第2話

これからの生活ルールなどを話した。



 


そして、東山さんと二人になった。


 「私はアンタが兄なんて認めない」

  

 「・・・」


「だから、私には話しかけないで」


 「わかった」

 

「学校では、いややっぱりバレるか。アンタの苗字が変わる訳だし」


 「・・・」


「・・・あぁ、本当に最悪だわ」


東山さんは部屋に入っていた。



ーーーーーーーーーー


 「どうだったの?」


「・・・最悪だった」

 東山さんは友達と話をしている。


 「えっ何で」


 「実は、あのインキャだったんだよ」


「えぇー!」


「本当に最悪」


「それは最悪だね」


そして、放課後に俺は東山さん・・・甘寧サンに呼ばれて、


 「別にアンタが義兄って扱いでも、私にとってはただクズの他人だから」


「許可貰いました!!」


俺は今日も変わらずボコられた。そして、そのままバイトに向かった。


ーーーーーーーーーー


 「ただいま」


「おかえり、優くん」


 義父が俺を迎えてくれる。


 「ただいまって、大丈夫っ??どうしたの??その体」


とてもあなたの娘さんにされたとは言えない。


 甘寧さんは奥でこっちを見ている。


 言うなって顔で



 「おかえり、優」


「ただいま、お母さん」


「また、今日もだったの?」


「うん」


「本当に、ごめんなさいね」


「良いよ、それより新しい家族と美味しいご飯を食べよう」


「うん」


 そんな日々が続いた。

ーーーーーーーーーーー

 甘寧視点


 本当に、なんであんなゴミが兄なんだろうか??私の夢を、思いを返してほしい。


 はぁ、今すぐでも離婚して、新しい相手を探すように


 「あの、甘寧ちゃん?」


「はい??どうしたんですか?」


「あの、優のことなんだけど」


「優のことですか?」


あまり話したくないな、でも義母さんは料理は美味しいし、お父さんとも仲良くしてるし、まぁ悪い人じゃないんだよね。

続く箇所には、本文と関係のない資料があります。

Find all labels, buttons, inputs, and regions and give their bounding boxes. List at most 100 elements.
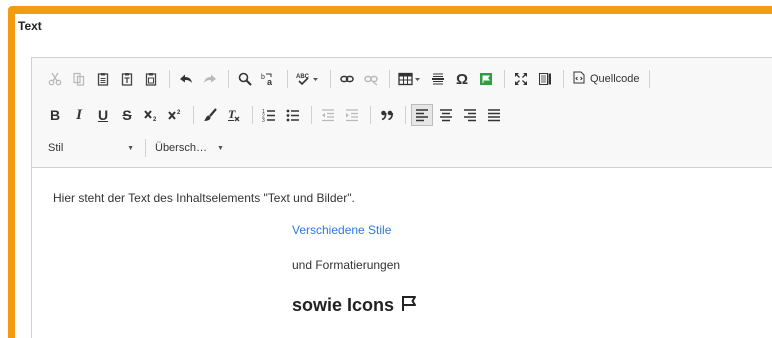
chevron-down-icon: ▼ — [127, 144, 134, 152]
underline-icon: U — [97, 107, 109, 123]
editor-content[interactable]: Hier steht der Text des Inhaltselements … — [32, 168, 772, 338]
horizontal-rule-button[interactable] — [427, 68, 449, 90]
strikethrough-icon: S — [122, 107, 132, 123]
bold-icon: B — [49, 107, 61, 123]
svg-text:b: b — [261, 74, 265, 81]
maximize-button[interactable] — [510, 68, 532, 90]
replace-button[interactable]: ba — [258, 68, 280, 90]
link-button[interactable] — [336, 68, 358, 90]
superscript-icon: 2 — [168, 108, 182, 122]
numbered-list-icon: 123 — [262, 108, 276, 122]
style-dropdown-label: Stil — [48, 142, 64, 154]
blockquote-icon — [380, 108, 394, 122]
style-dropdown[interactable]: Stil ▼ — [44, 137, 140, 159]
align-center-icon — [439, 108, 453, 122]
numbered-list-button[interactable]: 123 — [258, 104, 280, 126]
source-button-label: Quellcode — [590, 73, 640, 85]
toolbar-separator — [563, 70, 564, 88]
rich-text-editor: ba ABC Ω Quellcode B I U S 2 2 T 1 2 3 S… — [31, 57, 772, 338]
redo-icon — [203, 72, 217, 86]
svg-text:T: T — [228, 108, 236, 121]
outdent-icon — [321, 108, 335, 122]
toolbar-row-1: ba ABC Ω Quellcode — [44, 67, 655, 91]
toolbar-separator — [311, 106, 312, 124]
paste-word-button[interactable] — [140, 68, 162, 90]
align-justify-icon — [487, 108, 501, 122]
undo-button[interactable] — [175, 68, 197, 90]
spellcheck-button[interactable]: ABC — [293, 68, 323, 90]
panel-title: Text — [18, 19, 42, 33]
find-button[interactable] — [234, 68, 256, 90]
redo-button[interactable] — [199, 68, 221, 90]
cut-button[interactable] — [44, 68, 66, 90]
table-button[interactable] — [395, 68, 425, 90]
search-icon — [238, 72, 252, 86]
toolbar-separator — [389, 70, 390, 88]
horizontal-rule-icon — [431, 72, 445, 86]
toolbar-separator — [145, 139, 146, 157]
clipboard-word-icon — [144, 72, 158, 86]
editor-toolbar: ba ABC Ω Quellcode B I U S 2 2 T 1 2 3 S… — [32, 58, 772, 168]
copy-icon — [72, 72, 86, 86]
superscript-button[interactable]: 2 — [164, 104, 186, 126]
toolbar-row-3: Stil ▼ Übersch… ▼ — [44, 136, 230, 160]
outdent-button[interactable] — [317, 104, 339, 126]
bulleted-list-button[interactable] — [282, 104, 304, 126]
scissors-icon — [48, 72, 62, 86]
copy-format-button[interactable] — [199, 104, 221, 126]
heading-dropdown[interactable]: Übersch… ▼ — [151, 137, 230, 159]
content-heading: sowie Icons — [292, 294, 418, 317]
bold-button[interactable]: B — [44, 104, 66, 126]
toolbar-separator — [252, 106, 253, 124]
blockquote-button[interactable] — [376, 104, 398, 126]
svg-text:a: a — [267, 77, 273, 86]
indent-icon — [345, 108, 359, 122]
content-paragraph: und Formatierungen — [292, 258, 401, 272]
table-icon — [398, 72, 422, 86]
italic-button[interactable]: I — [68, 104, 90, 126]
unlink-icon — [364, 72, 378, 86]
clipboard-text-icon — [120, 72, 134, 86]
unlink-button[interactable] — [360, 68, 382, 90]
flag-icon — [400, 294, 418, 317]
toolbar-separator — [330, 70, 331, 88]
source-code-icon — [573, 71, 585, 87]
clear-format-icon: T — [227, 108, 241, 122]
toolbar-separator — [228, 70, 229, 88]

 「うん、優が学校でなんで虐められてるのかなっ・・・て、甘寧ちゃん知らない??」


「えっと・・・私には分からないです」


「そっか、ありがとう。」


「はい」


「あの、優のこと少し話をして良いかな」


まだするの?


 「良いです」


でも断れない。


 「優はね、家のために必死にバイトして稼いでくれたの」


「・・・」


「あの子って昔から我慢するのが得意で、お父さんが事故で亡くなった時も、最初は凄く泣いていたんだけど、私が泣く姿を見て、泣くのを我慢して、俺がお母さんを助けるって」


あいつにもそんなことが・・・意外


「それからあの子は家のことを凄く手伝うようになって、高校生になってバイトも始めて、本当に私のために頑張り過ぎてしまうのよ」


「・・・」


 少し見直したかも


 「だからね、甘寧ちゃんの重みになって欲しくはないんだけど、再婚して、甘寧ちゃんのお父さんが働いて稼いでくれるから、これからは優にもっと自分のことをして欲しいの」


「・・・」


「だから、出来るなら少しだけ優のことを支えてほしいな」


「・・・わかりました」


私はこの時、口だけのつもりだった。優のことを確かにほんの少し見直したけど、別にインキャなのは変わらないって思ってた。